Récits - Cheikh Alawi et la noblesse de l’aide désintéressée

Parmi les récits qui illustrent la grandeur d’âme et la sagesse du Cheikh Alawi, figure l’histoire touchante d’un homme de la tribu des Medjahir, dans la région des "Tawahriyya" près de Mostaganem. Agriculteur prospère. Ruiné par une disette, il frappa à toutes les portes, cherchant secours auprès de ses proches, des notables et des gens influents. Mais nul ne daigna lui tendre la main. 

Un jour, un ami lui dit : « Il n’y a qu’un seul homme qui peut t’aider; le Cheikh Alawi ».
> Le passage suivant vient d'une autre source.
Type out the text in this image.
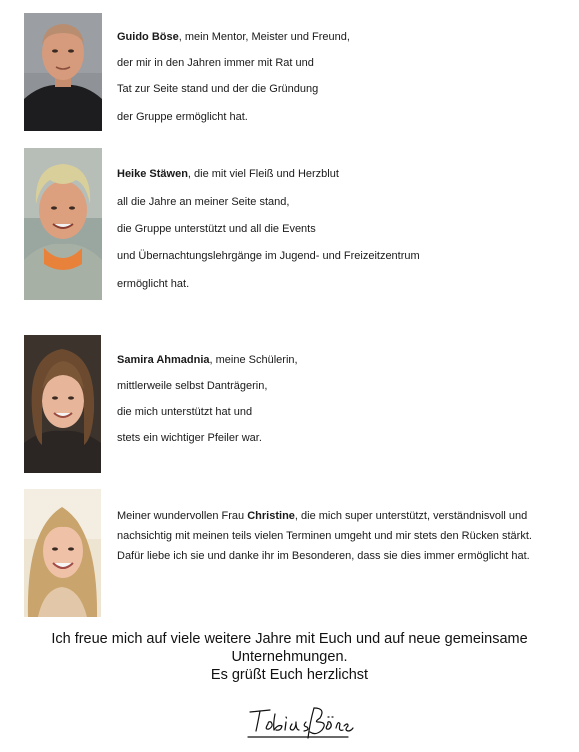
Guido Böse, mein Mentor, Meister und Freund,
der mir in den Jahren immer mit Rat und
Tat zur Seite stand und der die Gründung
der Gruppe ermöglicht hat.
Heike Stäwen, die mit viel Fleiß und Herzblut
all die Jahre an meiner Seite stand,
die Gruppe unterstützt und all die Events
und Übernachtungslehrgänge im Jugend- und Freizeitzentrum
ermöglicht hat.
Samira Ahmadnia, meine Schülerin,
mittlerweile selbst Danträgerin,
die mich unterstützt hat und
stets ein wichtiger Pfeiler war.
Meiner wundervollen Frau Christine, die mich super unterstützt, verständnisvoll und
nachsichtig mit meinen teils vielen Terminen umgeht und mir stets den Rücken stärkt.
Dafür liebe ich sie und danke ihr im Besonderen, dass sie dies immer ermöglicht hat.
Ich freue mich auf viele weitere Jahre mit Euch und auf neue gemeinsame
Unternehmungen.
Es grüßt Euch herzlichst
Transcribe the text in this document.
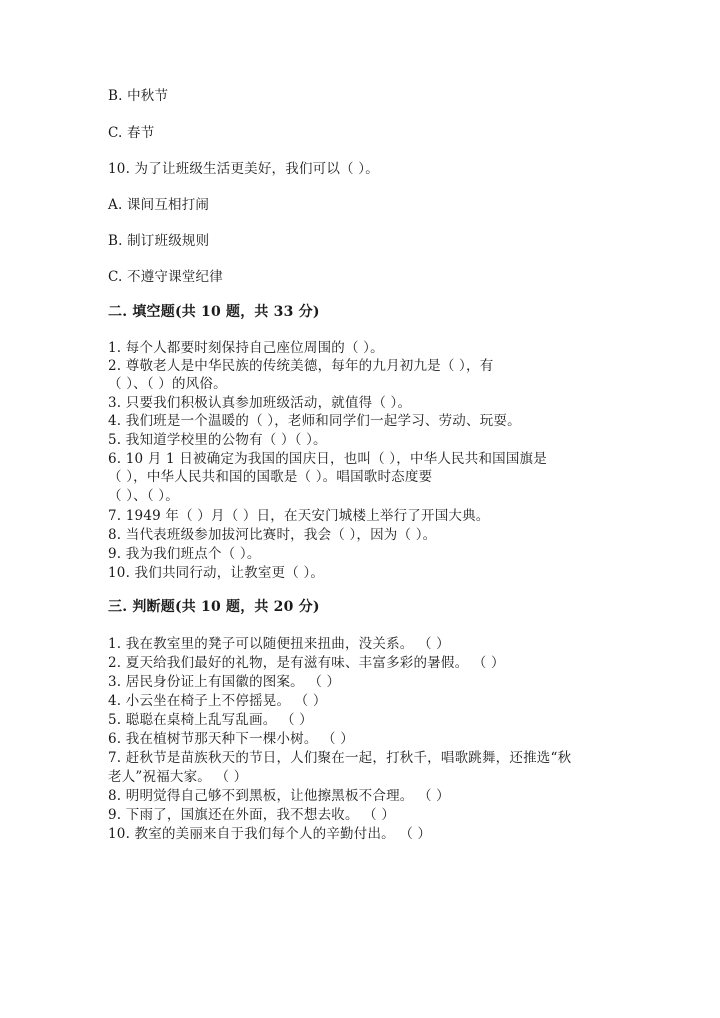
B. 中秋节
C. 春节
10. 为了让班级生活更美好，我们可以（ ）。
A. 课间互相打闹
B. 制订班级规则
C. 不遵守课堂纪律
二. 填空题(共 10 题，共 33 分)
1. 每个人都要时刻保持自己座位周围的（ ）。
2. 尊敬老人是中华民族的传统美德，每年的九月初九是（ ），有
（ ）、（ ）的风俗。
3. 只要我们积极认真参加班级活动，就值得（ ）。
4. 我们班是一个温暖的（ ），老师和同学们一起学习、劳动、玩耍。
5. 我知道学校里的公物有（ ）（ ）。
6. 10 月 1 日被确定为我国的国庆日，也叫（ ），中华人民共和国国旗是
（ ），中华人民共和国的国歌是（ ）。唱国歌时态度要
（ ）、（ ）。
7. 1949 年（ ）月（ ）日，在天安门城楼上举行了开国大典。
8. 当代表班级参加拔河比赛时，我会（ ），因为（ ）。
9. 我为我们班点个（ ）。
10. 我们共同行动，让教室更（ ）。
三. 判断题(共 10 题，共 20 分)
1. 我在教室里的凳子可以随便扭来扭曲，没关系。 （ ）
2. 夏天给我们最好的礼物，是有滋有味、丰富多彩的暑假。 （ ）
3. 居民身份证上有国徽的图案。 （ ）
4. 小云坐在椅子上不停摇晃。 （ ）
5. 聪聪在桌椅上乱写乱画。 （ ）
6. 我在植树节那天种下一棵小树。 （ ）
7. 赶秋节是苗族秋天的节日，人们聚在一起，打秋千，唱歌跳舞，还推选“秋
老人”祝福大家。 （ ）
8. 明明觉得自己够不到黑板，让他擦黑板不合理。 （ ）
9. 下雨了，国旗还在外面，我不想去收。 （ ）
10. 教室的美丽来自于我们每个人的辛勤付出。 （ ）
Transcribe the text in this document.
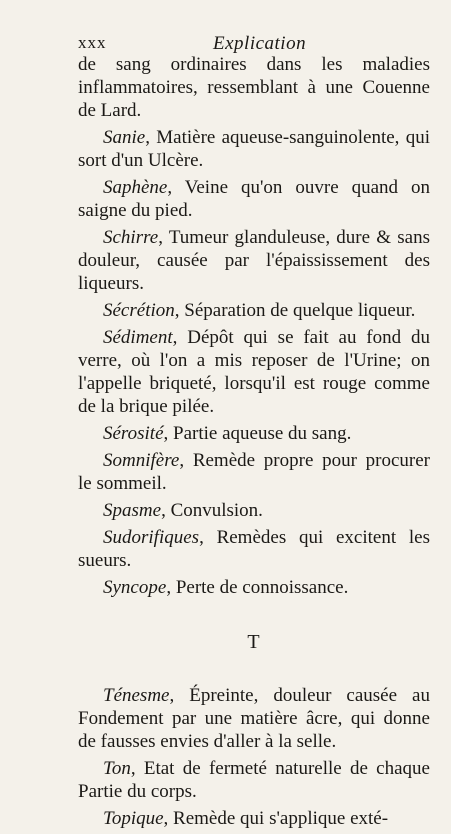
xxx	Explication

de sang ordinaires dans les maladies inflammatoires, ressemblant à une Couenne de Lard.

Sanie, Matière aqueuse-sanguinolente, qui sort d'un Ulcère.

Saphène, Veine qu'on ouvre quand on saigne du pied.

Schirre, Tumeur glanduleuse, dure & sans douleur, causée par l'épaississement des liqueurs.

Sécrétion, Séparation de quelque liqueur.

Sédiment, Dépôt qui se fait au fond du verre, où l'on a mis reposer de l'Urine; on l'appelle briqueté, lorsqu'il est rouge comme de la brique pilée.

Sérosité, Partie aqueuse du sang.

Somnifère, Remède propre pour procurer le sommeil.

Spasme, Convulsion.

Sudorifiques, Remèdes qui excitent les sueurs.

Syncope, Perte de connoissance.

T

Ténesme, Épreinte, douleur causée au Fondement par une matière âcre, qui donne de fausses envies d'aller à la selle.

Ton, Etat de fermeté naturelle de chaque Partie du corps.

Topique, Remède qui s'applique exté-
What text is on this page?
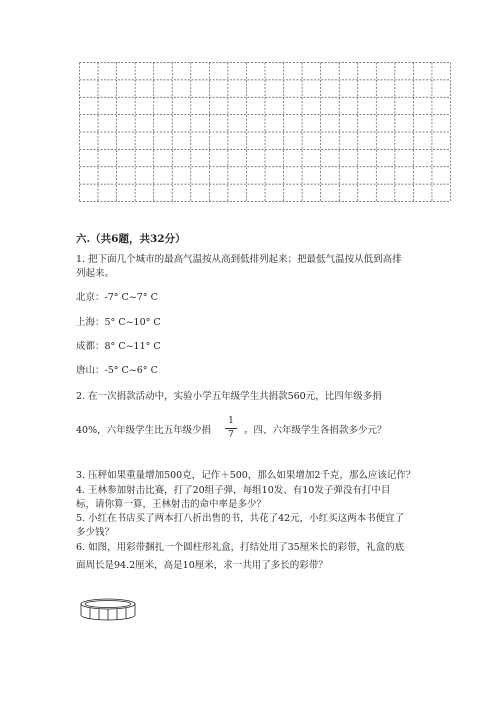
六.（共6题，共32分）
1. 把下面几个城市的最高气温按从高到低排列起来；把最低气温按从低到高排
列起来。
北京：-7° C~7° C
上海：5° C~10° C
成都：8° C~11° C
唐山：-5° C~6° C
2. 在一次捐款活动中，实验小学五年级学生共捐款560元，比四年级多捐
40%，六年级学生比五年级少捐
1
7	。四、六年级学生各捐款多少元？
3. 压秤如果重量增加500克，记作＋500，那么如果增加2千克，那么应该记作？
4. 王林参加射击比赛，打了20组子弹，每组10发、有10发子弹没有打中目
标，请你算一算，王林射击的命中率是多少？
5. 小红在书店买了两本打八折出售的书，共花了42元，小红买这两本书便宜了
多少钱？
6. 如图，用彩带捆扎一个圆柱形礼盒，打结处用了35厘米长的彩带，礼盒的底
面周长是94.2厘米，高是10厘米，求一共用了多长的彩带？
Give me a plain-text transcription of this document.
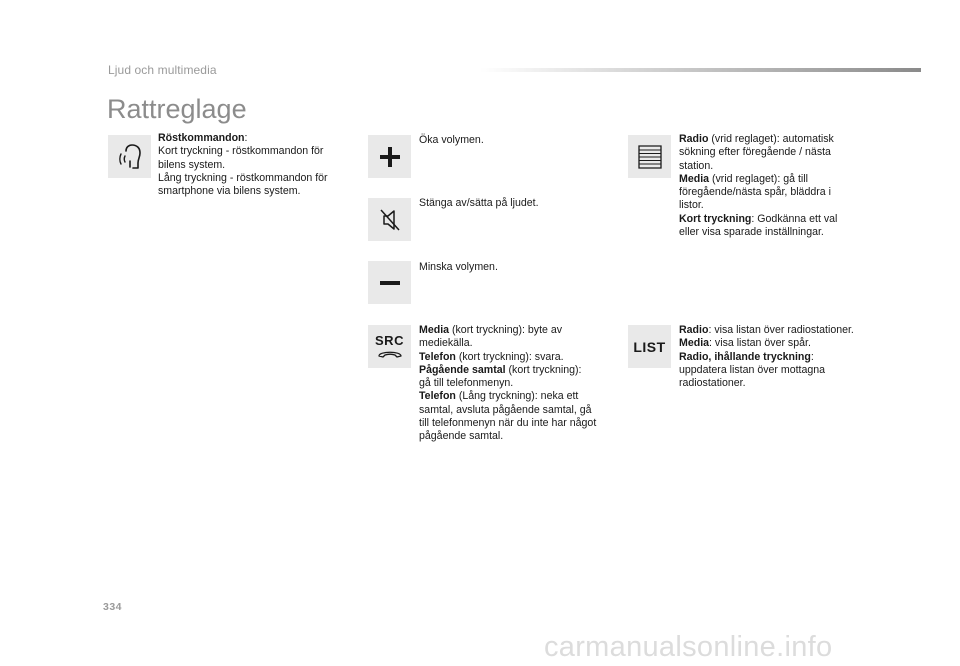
Ljud och multimedia
Rattreglage
Röstkommandon:
Kort tryckning - röstkommandon för
bilens system.
Lång tryckning - röstkommandon för
smartphone via bilens system.
Öka volymen.
Stänga av/sätta på ljudet.
Minska volymen.
SRC
Media (kort tryckning): byte av
mediekälla.
Telefon (kort tryckning): svara.
Pågående samtal (kort tryckning):
gå till telefonmenyn.
Telefon (Lång tryckning): neka ett
samtal, avsluta pågående samtal, gå
till telefonmenyn när du inte har något
pågående samtal.
Radio (vrid reglaget): automatisk
sökning efter föregående / nästa
station.
Media (vrid reglaget): gå till
föregående/nästa spår, bläddra i
listor.
Kort tryckning: Godkänna ett val
eller visa sparade inställningar.
LIST
Radio: visa listan över radiostationer.
Media: visa listan över spår.
Radio, ihållande tryckning:
uppdatera listan över mottagna
radiostationer.
334
carmanualsonline.info
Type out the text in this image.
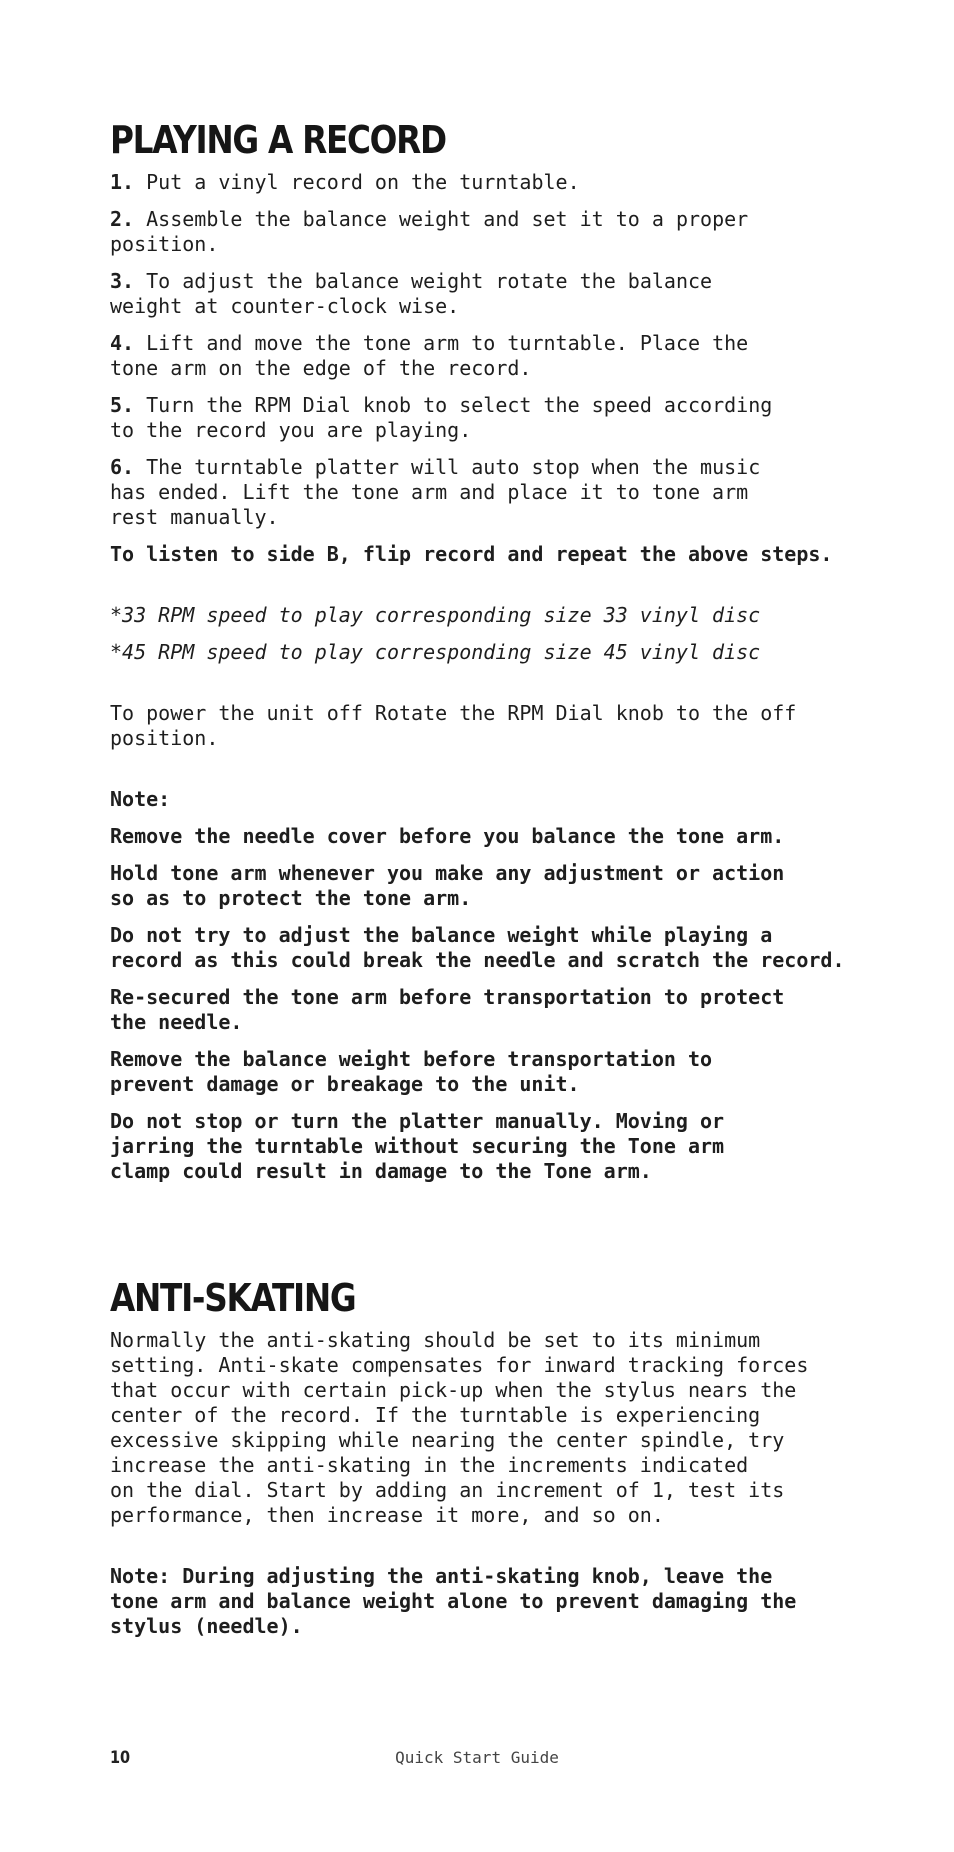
PLAYING A RECORD
1. Put a vinyl record on the turntable.
2. Assemble the balance weight and set it to a proper
position.
3. To adjust the balance weight rotate the balance
weight at counter-clock wise.
4. Lift and move the tone arm to turntable. Place the
tone arm on the edge of the record.
5. Turn the RPM Dial knob to select the speed according
to the record you are playing.
6. The turntable platter will auto stop when the music
has ended. Lift the tone arm and place it to tone arm
rest manually.
To listen to side B, flip record and repeat the above steps.
*33 RPM speed to play corresponding size 33 vinyl disc
*45 RPM speed to play corresponding size 45 vinyl disc
To power the unit off Rotate the RPM Dial knob to the off
position.
Note:
Remove the needle cover before you balance the tone arm.
Hold tone arm whenever you make any adjustment or action
so as to protect the tone arm.
Do not try to adjust the balance weight while playing a
record as this could break the needle and scratch the record.
Re-secured the tone arm before transportation to protect
the needle.
Remove the balance weight before transportation to
prevent damage or breakage to the unit.
Do not stop or turn the platter manually. Moving or
jarring the turntable without securing the Tone arm
clamp could result in damage to the Tone arm.
ANTI-SKATING
Normally the anti-skating should be set to its minimum
setting. Anti-skate compensates for inward tracking forces
that occur with certain pick-up when the stylus nears the
center of the record. If the turntable is experiencing
excessive skipping while nearing the center spindle, try
increase the anti-skating in the increments indicated
on the dial. Start by adding an increment of 1, test its
performance, then increase it more, and so on.
Note: During adjusting the anti-skating knob, leave the
tone arm and balance weight alone to prevent damaging the
stylus (needle).
10	Quick Start Guide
Il se rendit alors à la zaouïa du Cheikh, dans l’espoir, peut-être teinté de scepticisme, d’un dernier recours. Le Cheikh l’écouta avec attention, puis appela son moqaddem, responsable de l’intendance, pour qu’il donne à cet homme la somme nécessaire. 

Mais le moqaddem, pragmatique et loyal gestionnaire, objecta :
- « Sidi, la zaouïa n’a presque rien. Ce que nous avons sert aux besoins des fuqarâs... ».

Le Cheikh lui posa alors des questions incisives et pleines de sagesse: 
- « Cet argent, à qui appartient-il ? »
- « Aux croyants, Sidi. »
– « Et crois-tu que les croyants accepteraient qu’on le retienne au lieu de le donner à celui qui en a besoin ? »
– « Non, Sidi... »
– « Est-ce l’argent d’Allah ou celui de sidi « moqaddem » ? »
– « C’est l’argent d’Allah, Sidi. »
– « Alors donne le bien des pauvres aux pauvres ! »

Face à cette logique désarmante, le moqaddem obéit, et remit 70 francs à l’homme, une somme équivalente à plusieurs milliers d’euros aujourd’hui. 

Celui-ci retourna dans sa tribu avec l’argent, reprit ses activités, et deux ans plus tard, revint voir le Cheikh, reconnaissant. Il lui remit les 70 francs remboursés, et ajouta une modeste aumône. Mais le Cheikh, percevant que son invité était encore éloigné du sens profond de la générosité divine, lui répondit : 
- « Garde ton argent, car je ne prête pas ce que je ne possède pas. Si tu veux faire aumône pour la face de Dieu, qu’Il te récompense. Mais si tu veux venir nous voir dans l’amour de Dieu, tu es le bienvenu. »

Cette histoire met en lumière deux vérités profondes de la voie spirituelle. La zaouïa n’est pas une banque, mais une maison de Dieu. Elle ne donne pas pour attendre un retour ; elle donne parce que Dieu donne, et elle s’éteint dans cet élan. L’aide matérielle n’a de sens que si elle ouvre à une réalité plus vaste. Le Medjahri a été secouru, mais il n’a pas compris qu’au-delà de l’argent, c’est un appel au cœur qu’il recevait. Cheikh Alawî nous enseigne ici que donner, ce n’est pas simplement transférer un bien, mais honorer le lien invisible entre les âmes, dans le Nom de Dieu. Et que recevoir, ce n’est pas rembourser une dette, mais répondre à un appel d’amour. 

L’homme tendit la main en silence, 
Le Maître tendit le cœur en réponse. 

Non point pour peser un dû, 
Mais pour ouvrir un ciel perdu. 

« Garde ton or, je n’ai rien prêté, 
Si ce fut don, c’est Dieu qui a donné. » 

Ô toi qui crois devoir à l’homme, 
Sache que Dieu donne sans somme. 

Reviens non pour rendre, mais pour aimer, 
Car la zaouïa est porte de paix.

Inspiré du récit de Mohammed Sayeh (disciple du Cheikh Alawi), rapporté par son fils Ali.